Once again... lovely.
no subject
Date: 2009-08-16 11:38 am (UTC)The sexism of some of the traditions was challenged, but that challenge came from within the culture; it was not imposed on it from outside.
And that's exactly what I'd say the movie showed, too.
[spoiler alert]
Paikea was so much more powerful among her people, so much more of a leader, than her father was. Her father was the one who went out, left for the West, married a German girl. He was a brilliant artist, but all of his defiance and arguments with Koro got nowhere, helped no one. But Paikea couldn't leave, wouldn't leave. She loved Koro, loved her people so much and kept on loving and leading them by going deeper into the Old Ways than gender restrictions.
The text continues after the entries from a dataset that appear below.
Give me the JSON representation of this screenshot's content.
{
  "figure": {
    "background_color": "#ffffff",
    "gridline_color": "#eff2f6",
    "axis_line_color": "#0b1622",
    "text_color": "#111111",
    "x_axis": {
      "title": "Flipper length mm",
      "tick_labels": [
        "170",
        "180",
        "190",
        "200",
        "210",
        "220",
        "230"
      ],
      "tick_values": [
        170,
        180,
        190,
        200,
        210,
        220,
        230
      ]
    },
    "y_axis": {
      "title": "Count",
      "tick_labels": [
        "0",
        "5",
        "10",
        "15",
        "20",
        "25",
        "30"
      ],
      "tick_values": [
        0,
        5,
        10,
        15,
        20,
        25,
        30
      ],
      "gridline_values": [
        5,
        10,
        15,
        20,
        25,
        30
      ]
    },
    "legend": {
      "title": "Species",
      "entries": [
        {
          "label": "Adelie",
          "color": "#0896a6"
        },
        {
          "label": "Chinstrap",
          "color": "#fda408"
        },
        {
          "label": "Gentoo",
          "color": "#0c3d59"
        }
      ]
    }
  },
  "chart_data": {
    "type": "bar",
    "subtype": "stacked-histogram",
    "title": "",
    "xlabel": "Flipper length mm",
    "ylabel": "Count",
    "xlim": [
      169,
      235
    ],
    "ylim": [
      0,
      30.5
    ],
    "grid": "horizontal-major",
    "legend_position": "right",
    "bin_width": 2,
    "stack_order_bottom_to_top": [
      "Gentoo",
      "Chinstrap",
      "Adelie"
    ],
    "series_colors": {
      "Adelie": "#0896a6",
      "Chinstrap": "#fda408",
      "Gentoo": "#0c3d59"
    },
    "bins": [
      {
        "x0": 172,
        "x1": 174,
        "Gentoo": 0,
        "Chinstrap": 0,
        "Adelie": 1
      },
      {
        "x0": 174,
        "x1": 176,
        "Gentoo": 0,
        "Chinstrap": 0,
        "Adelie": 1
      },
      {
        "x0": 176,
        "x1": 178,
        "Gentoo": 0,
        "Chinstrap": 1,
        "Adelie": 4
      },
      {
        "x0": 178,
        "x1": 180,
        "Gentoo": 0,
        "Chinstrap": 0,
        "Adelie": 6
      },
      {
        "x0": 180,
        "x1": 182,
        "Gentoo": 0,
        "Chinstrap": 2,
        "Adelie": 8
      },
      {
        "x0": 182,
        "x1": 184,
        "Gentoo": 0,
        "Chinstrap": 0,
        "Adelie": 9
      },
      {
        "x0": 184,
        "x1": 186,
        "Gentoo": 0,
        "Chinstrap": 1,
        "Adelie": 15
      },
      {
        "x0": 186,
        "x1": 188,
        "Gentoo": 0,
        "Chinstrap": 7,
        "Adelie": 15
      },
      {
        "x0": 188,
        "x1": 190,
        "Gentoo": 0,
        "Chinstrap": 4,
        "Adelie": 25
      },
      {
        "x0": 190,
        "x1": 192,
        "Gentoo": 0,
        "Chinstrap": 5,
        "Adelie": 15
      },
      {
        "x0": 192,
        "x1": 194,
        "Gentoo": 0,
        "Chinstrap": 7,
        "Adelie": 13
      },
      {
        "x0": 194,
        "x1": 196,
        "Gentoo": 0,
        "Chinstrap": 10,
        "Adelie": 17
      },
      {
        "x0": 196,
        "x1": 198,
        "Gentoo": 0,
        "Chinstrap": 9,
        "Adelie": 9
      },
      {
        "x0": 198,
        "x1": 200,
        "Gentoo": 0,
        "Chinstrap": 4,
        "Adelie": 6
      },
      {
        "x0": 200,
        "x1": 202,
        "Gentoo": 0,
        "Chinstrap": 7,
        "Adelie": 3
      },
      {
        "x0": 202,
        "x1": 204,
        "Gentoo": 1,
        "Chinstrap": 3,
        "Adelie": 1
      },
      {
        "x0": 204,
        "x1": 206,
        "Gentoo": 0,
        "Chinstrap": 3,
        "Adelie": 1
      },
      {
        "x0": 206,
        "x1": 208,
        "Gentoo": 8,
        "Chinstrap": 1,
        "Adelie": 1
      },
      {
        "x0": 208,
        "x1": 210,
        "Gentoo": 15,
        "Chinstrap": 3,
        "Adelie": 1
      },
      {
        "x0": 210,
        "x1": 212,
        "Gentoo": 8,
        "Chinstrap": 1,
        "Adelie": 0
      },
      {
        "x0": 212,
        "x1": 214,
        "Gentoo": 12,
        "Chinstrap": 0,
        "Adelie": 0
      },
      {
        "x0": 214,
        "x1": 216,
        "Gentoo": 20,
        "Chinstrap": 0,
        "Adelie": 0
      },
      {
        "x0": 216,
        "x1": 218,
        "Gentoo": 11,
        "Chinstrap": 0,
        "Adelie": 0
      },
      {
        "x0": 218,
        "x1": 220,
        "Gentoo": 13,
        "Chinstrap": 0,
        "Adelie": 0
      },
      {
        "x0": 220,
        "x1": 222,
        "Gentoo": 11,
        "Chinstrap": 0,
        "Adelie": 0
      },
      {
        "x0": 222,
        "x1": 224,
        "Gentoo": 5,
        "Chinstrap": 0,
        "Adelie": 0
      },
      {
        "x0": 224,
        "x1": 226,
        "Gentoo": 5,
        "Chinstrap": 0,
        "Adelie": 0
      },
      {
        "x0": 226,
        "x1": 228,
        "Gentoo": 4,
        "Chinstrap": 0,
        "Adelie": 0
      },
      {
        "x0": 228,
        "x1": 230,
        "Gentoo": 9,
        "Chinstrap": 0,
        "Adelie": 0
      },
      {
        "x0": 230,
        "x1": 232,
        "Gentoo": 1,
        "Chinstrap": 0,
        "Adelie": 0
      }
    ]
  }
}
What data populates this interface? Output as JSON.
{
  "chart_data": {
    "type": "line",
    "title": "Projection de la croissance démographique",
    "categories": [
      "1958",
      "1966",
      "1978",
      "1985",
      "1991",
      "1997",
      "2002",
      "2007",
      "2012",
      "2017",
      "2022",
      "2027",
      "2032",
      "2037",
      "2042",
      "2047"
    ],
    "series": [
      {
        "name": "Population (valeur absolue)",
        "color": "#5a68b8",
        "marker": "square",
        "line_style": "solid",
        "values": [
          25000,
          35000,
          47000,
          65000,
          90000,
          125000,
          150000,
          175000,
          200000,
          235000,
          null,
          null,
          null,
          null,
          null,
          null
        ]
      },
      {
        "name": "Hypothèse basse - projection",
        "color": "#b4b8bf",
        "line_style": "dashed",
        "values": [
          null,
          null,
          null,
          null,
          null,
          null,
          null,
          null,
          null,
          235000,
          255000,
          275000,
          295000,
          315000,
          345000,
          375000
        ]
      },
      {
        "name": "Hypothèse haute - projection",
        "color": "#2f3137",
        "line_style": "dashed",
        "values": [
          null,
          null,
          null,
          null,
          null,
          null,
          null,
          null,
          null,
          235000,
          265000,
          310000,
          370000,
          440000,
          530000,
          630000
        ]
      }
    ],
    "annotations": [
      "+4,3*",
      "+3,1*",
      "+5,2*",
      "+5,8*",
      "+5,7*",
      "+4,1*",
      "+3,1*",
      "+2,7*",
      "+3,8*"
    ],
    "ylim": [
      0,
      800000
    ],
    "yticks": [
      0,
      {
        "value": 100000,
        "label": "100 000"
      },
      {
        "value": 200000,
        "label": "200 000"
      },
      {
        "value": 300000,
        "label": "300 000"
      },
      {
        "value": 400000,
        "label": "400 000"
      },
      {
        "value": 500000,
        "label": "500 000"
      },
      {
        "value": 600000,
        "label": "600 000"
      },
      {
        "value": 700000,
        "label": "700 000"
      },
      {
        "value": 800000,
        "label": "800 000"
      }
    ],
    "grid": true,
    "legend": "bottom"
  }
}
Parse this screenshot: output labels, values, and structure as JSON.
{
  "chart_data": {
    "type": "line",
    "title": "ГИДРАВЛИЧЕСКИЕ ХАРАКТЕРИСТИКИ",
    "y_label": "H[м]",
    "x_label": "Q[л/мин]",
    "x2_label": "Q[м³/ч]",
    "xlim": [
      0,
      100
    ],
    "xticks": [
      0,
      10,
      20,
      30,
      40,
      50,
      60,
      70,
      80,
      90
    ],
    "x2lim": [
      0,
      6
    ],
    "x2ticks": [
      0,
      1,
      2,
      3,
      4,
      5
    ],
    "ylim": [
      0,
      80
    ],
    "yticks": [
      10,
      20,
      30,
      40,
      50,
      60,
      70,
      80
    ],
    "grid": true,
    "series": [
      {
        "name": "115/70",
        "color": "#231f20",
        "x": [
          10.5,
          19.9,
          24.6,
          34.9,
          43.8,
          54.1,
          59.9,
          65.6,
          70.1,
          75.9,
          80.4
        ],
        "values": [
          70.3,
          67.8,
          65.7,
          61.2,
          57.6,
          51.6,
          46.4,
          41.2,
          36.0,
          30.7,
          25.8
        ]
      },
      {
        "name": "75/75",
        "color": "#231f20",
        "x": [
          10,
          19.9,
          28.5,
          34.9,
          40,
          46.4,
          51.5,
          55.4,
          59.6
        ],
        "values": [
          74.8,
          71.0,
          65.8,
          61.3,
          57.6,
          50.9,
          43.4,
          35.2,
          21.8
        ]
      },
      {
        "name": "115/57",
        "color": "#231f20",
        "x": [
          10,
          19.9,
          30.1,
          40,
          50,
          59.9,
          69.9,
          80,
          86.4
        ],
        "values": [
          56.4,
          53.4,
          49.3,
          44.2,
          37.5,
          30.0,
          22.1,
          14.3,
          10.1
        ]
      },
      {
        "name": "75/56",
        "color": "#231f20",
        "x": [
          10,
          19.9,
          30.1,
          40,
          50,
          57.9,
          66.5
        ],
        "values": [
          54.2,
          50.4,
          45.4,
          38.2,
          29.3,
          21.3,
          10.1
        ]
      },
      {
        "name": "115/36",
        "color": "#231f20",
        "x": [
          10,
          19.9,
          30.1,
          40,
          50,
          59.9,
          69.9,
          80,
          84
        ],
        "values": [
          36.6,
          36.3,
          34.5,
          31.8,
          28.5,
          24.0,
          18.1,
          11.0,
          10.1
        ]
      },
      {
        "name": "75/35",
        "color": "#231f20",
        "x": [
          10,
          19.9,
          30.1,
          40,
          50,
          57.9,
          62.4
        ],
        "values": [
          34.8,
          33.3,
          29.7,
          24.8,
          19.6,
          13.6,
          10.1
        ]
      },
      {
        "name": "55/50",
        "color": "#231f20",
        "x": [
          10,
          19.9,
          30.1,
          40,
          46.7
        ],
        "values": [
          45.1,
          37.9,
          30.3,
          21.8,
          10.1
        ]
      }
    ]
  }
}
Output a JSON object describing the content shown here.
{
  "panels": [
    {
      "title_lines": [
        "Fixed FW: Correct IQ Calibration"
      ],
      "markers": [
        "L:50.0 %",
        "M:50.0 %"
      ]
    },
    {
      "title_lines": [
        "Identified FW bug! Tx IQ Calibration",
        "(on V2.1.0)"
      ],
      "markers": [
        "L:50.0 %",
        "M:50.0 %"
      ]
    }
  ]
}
That's why they finally accepted her leadership, that's why Koro finally saw Paikea's greatness -- because she showed him how deeply one could be connected to the Old Ways even in 20th century times.
This movie makes my heart sing. There is hope beyond fundamentalism, beyond cultural forms that some people insist will save us all by themselves. Things were simpler/better back then -- dress this way, speak that way, love this way, act that way. But hope is in not going back in time but in going deeper in the present -- deeper commitment, love, faith. Paikea looks beyond the surface of what the world sees in looking at her people, beyond even what Koro sees when he looks at his people, and sees them as they are -- strong warriors and lovers and builders.